To conclude on a different and shorter note, I hear tell that Ellen Datlow, one of the best editors out there, had the following to say about Nightscript in her must-have Best Horror of the Year series (no, seriously, I’ve read several “best-of” anthologies and hers are tops):

“Nightscript I: An Anthology of Strange and Darksome Tales edited by CM Muller (Chthonic Matter) is a very promising anthology debut of what’s intended to be an annual, with content along the lines of New Genre and Supernatural Tales magazines. The first volume has twenty stories.
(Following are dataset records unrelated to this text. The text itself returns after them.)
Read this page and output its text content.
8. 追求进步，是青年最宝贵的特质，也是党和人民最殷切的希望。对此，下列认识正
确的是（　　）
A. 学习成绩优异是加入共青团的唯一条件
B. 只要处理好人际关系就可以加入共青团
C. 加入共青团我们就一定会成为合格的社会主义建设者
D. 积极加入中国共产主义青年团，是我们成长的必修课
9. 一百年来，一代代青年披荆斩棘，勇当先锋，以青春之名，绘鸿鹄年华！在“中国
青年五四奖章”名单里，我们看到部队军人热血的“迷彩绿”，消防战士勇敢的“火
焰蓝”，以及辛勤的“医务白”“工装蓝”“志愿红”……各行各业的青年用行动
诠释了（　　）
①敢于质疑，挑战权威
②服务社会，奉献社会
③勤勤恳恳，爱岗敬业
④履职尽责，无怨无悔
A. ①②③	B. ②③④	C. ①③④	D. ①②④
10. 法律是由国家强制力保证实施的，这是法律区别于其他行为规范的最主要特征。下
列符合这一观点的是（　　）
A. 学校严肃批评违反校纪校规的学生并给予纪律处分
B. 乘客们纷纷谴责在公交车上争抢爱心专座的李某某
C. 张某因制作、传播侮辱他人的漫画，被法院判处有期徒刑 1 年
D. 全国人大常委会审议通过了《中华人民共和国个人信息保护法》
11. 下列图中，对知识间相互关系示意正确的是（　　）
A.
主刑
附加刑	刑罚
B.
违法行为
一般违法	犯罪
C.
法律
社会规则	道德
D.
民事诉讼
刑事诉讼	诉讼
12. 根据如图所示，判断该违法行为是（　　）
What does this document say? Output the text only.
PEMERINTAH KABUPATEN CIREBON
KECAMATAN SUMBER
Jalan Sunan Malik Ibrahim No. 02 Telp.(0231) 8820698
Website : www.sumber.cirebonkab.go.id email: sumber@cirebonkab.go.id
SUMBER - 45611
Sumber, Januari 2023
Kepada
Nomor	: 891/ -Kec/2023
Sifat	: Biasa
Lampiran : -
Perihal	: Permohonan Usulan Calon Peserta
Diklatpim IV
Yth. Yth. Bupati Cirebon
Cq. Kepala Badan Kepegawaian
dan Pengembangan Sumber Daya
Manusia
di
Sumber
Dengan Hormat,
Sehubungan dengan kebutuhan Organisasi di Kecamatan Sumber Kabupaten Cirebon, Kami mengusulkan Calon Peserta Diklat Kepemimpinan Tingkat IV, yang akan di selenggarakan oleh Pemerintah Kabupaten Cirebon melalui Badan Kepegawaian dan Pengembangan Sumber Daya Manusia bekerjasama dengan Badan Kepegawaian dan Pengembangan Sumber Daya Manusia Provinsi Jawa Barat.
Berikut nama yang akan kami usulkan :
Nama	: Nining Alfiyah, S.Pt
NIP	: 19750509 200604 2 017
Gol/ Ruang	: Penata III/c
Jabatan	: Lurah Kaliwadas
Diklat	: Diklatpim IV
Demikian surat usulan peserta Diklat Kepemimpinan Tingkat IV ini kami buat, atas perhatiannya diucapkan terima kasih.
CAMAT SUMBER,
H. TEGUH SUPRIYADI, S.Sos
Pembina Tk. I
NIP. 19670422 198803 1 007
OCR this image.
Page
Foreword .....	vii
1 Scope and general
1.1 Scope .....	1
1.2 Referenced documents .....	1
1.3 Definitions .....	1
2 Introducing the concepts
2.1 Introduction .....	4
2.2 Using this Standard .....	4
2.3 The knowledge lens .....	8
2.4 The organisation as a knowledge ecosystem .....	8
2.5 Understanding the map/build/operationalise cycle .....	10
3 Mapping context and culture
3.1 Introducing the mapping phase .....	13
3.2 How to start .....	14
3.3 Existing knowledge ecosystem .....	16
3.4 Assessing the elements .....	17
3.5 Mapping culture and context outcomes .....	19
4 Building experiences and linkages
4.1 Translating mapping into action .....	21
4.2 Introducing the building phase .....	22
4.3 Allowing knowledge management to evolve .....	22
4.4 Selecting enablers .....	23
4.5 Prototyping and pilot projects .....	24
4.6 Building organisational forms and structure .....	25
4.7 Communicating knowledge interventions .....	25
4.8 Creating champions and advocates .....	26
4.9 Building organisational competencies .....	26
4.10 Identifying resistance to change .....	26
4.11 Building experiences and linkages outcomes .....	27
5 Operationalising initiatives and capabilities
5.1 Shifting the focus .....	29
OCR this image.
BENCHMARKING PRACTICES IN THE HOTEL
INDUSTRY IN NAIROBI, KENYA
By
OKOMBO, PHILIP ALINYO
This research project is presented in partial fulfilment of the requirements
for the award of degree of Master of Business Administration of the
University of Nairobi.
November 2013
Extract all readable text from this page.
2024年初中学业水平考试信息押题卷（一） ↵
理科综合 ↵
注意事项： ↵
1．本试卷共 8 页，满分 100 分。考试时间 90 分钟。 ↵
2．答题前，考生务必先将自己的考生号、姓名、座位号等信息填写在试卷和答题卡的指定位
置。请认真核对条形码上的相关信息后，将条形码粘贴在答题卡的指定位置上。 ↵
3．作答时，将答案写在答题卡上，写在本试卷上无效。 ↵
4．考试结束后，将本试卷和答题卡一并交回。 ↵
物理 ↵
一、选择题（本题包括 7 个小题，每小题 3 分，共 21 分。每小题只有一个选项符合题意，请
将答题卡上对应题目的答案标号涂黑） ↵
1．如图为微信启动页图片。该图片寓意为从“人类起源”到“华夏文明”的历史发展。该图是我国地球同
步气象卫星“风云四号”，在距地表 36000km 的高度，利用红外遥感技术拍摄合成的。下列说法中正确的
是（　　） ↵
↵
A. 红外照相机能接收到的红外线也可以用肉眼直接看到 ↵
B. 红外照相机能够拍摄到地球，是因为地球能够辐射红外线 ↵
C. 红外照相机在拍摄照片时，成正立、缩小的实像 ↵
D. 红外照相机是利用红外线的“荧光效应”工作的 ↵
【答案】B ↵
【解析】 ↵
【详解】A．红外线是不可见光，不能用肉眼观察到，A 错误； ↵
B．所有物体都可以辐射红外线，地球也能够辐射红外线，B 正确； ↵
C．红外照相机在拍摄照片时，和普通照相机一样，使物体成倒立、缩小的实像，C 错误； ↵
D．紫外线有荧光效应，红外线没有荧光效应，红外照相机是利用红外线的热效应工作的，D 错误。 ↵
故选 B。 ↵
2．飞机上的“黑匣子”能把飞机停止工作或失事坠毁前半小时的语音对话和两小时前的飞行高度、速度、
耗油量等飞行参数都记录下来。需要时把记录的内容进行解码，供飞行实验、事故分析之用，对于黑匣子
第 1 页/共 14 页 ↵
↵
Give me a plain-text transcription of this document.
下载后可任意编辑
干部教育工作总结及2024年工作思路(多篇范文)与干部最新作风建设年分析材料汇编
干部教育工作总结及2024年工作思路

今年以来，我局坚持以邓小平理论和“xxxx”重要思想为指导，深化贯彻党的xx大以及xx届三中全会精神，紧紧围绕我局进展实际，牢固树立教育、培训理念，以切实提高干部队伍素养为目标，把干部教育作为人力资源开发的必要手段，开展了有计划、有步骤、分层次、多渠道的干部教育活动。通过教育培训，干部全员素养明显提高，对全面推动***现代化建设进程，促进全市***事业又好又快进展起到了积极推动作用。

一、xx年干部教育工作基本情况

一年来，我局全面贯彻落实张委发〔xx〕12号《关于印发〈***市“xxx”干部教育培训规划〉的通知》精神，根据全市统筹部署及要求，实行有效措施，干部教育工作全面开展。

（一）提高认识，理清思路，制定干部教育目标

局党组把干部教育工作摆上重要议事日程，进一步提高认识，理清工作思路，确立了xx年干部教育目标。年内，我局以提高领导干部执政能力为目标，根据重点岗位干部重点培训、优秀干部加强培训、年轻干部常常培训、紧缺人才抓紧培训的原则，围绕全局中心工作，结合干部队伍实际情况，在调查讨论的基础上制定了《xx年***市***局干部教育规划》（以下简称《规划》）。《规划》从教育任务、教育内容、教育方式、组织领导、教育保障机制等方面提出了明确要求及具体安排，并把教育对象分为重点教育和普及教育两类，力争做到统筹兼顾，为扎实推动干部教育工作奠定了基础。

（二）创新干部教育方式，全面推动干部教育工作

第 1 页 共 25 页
There are notable ones by Patricia Lillie, Daniel Mills, David Surface, Charles Wilkinson, Clint Smith, Damien Angelica Walters, Ralph Robert Moore, and John Claude Smith.”

While my piece was not deemed “notable” (which I wouldn’t really have expected anyhow), I’m honored simply to have been in the Table of Contents, and congratulations are due all around for C.M. and all the contributors for earning a mention in the book.  While I haven’t read all of them, a couple of my favorite discoveries I found in “Best Horror of the Year” are “The Ballad of Ballard and Sandrine” by Peter Straub & “Omphalos” by Livia Llewellyn. I’ve read them both twice now, which is a rarity these days for me.